Часть 1
17 января 2012 г. в 03:55
Переступая порог, я почему-то дрожу, и, затаив дыхание, открываю, наконец дверь.
Кажется, пусто. Совсем никого нет. Нет, ошибки быть не могло. В комнате душно и одновременно холодно. Видимо, недавно кто-то распахнул окно, и в комнату ворвалось ледяное дыхание зимнего ветра.
В считанные секунды я оказался у окна и, вглядываясь в темноту, пытался найти виновника всей этой суматохи.
Никого. Только занавески дрожат на ветру, и в свете фонарей на землю медленно опускаются маленькие снежинки.
Вдох. Еще один.
Разворачиваясь к открытой двери, краем глаза успеваю уловить едва заметное движение в глубине комнаты. Словно маленький темный вихрь пытается вырваться наружу.
И снова тишина.
Ну, где же ты? Покажись. Давай, еще чуть-чуть, и наша игра в прятки закончится.
Холодный воздух понемногу рассеивает ужасный тяжелый запах. Запах крови. Ошибки быть не может.
Секунда – и я резко поворачиваюсь к подоконнику. Из темного угла что-то неслышно скользит к окну.
Еще несколько секунд, за которые я успеваю почувствовать такую боль, что почти теряю равновесие.
В моих руках бьется и отчаянно пытается вырваться тот, кого я все это время искал. С нечеловеческой силой я держу его за тонкие и очень холодные и сильные руки.
Я должен быть сильнее.
Одной рукой хватаюсь за занавеску, закрывая спиной темноту и ветер за окном.
Все произошло настолько быстро, что я едва успел разглядеть его лицо в вихре волнистых иссиня-черных волос.

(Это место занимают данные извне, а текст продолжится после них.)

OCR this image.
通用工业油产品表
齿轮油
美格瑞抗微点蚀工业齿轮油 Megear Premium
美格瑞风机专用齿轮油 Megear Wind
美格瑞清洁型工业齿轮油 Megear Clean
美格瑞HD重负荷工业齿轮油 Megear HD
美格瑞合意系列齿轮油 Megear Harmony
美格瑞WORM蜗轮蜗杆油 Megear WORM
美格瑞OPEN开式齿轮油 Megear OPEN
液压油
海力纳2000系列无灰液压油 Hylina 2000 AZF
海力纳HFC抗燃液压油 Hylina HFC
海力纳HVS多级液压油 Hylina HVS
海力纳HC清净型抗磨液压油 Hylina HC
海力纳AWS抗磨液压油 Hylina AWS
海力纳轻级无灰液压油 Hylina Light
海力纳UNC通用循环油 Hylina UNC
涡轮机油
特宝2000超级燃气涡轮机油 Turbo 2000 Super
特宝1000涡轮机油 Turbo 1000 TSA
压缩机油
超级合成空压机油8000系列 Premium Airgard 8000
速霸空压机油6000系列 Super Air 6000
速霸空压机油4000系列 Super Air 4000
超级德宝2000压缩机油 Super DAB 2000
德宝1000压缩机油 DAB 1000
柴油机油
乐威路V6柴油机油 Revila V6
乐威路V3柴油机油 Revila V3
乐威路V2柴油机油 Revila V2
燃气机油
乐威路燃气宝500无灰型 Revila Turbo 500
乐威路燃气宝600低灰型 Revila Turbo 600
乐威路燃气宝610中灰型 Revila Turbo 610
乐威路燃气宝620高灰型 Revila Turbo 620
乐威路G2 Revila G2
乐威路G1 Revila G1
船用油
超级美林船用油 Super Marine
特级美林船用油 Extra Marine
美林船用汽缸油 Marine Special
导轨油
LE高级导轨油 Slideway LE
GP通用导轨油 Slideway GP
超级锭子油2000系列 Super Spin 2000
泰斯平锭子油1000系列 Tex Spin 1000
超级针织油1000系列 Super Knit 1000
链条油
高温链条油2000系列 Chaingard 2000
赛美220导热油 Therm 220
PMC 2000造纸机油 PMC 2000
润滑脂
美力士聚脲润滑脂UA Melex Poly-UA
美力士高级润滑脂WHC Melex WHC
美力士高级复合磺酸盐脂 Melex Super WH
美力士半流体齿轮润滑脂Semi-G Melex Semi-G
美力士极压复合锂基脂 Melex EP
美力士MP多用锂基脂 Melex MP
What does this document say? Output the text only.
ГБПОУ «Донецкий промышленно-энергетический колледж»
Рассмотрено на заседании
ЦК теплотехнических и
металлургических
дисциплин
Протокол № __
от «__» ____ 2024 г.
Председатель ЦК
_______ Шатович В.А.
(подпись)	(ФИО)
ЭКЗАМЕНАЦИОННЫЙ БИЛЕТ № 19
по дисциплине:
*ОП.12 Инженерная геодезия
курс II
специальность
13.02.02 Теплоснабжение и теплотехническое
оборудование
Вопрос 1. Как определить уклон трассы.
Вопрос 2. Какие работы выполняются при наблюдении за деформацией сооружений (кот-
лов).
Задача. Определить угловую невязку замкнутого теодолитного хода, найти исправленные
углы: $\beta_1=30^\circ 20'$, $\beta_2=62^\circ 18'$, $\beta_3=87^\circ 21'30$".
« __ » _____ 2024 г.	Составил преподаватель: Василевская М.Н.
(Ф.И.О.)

И тут тишину прорезал вопль – не крик, а именно вопль боли и отчаяния. Обжегшись жидкостью из треснувшего флакона во время борьбы, мой противник отшатывается и даже как-то весь съеживается. Сжимает обожженные ладони в кулак и сползает по стене.
Это серебро – всего несколько капель эссенции достаточно для ожога.
Противник выведен из строя.
Я подхожу ближе, и он отворачивается в попытке хоть как-то отгородиться от меня, но бежать уже некуда – за спиной стена, а пробежать к окну не получится – сначала придется столкнуться в смертельной схватке со мной.
Волосы по-прежнему скрывают его бледное гладкое лицо.
Кожа как будто покрытая лаком, он весь дрожит и тихонько всхлипывает от боли.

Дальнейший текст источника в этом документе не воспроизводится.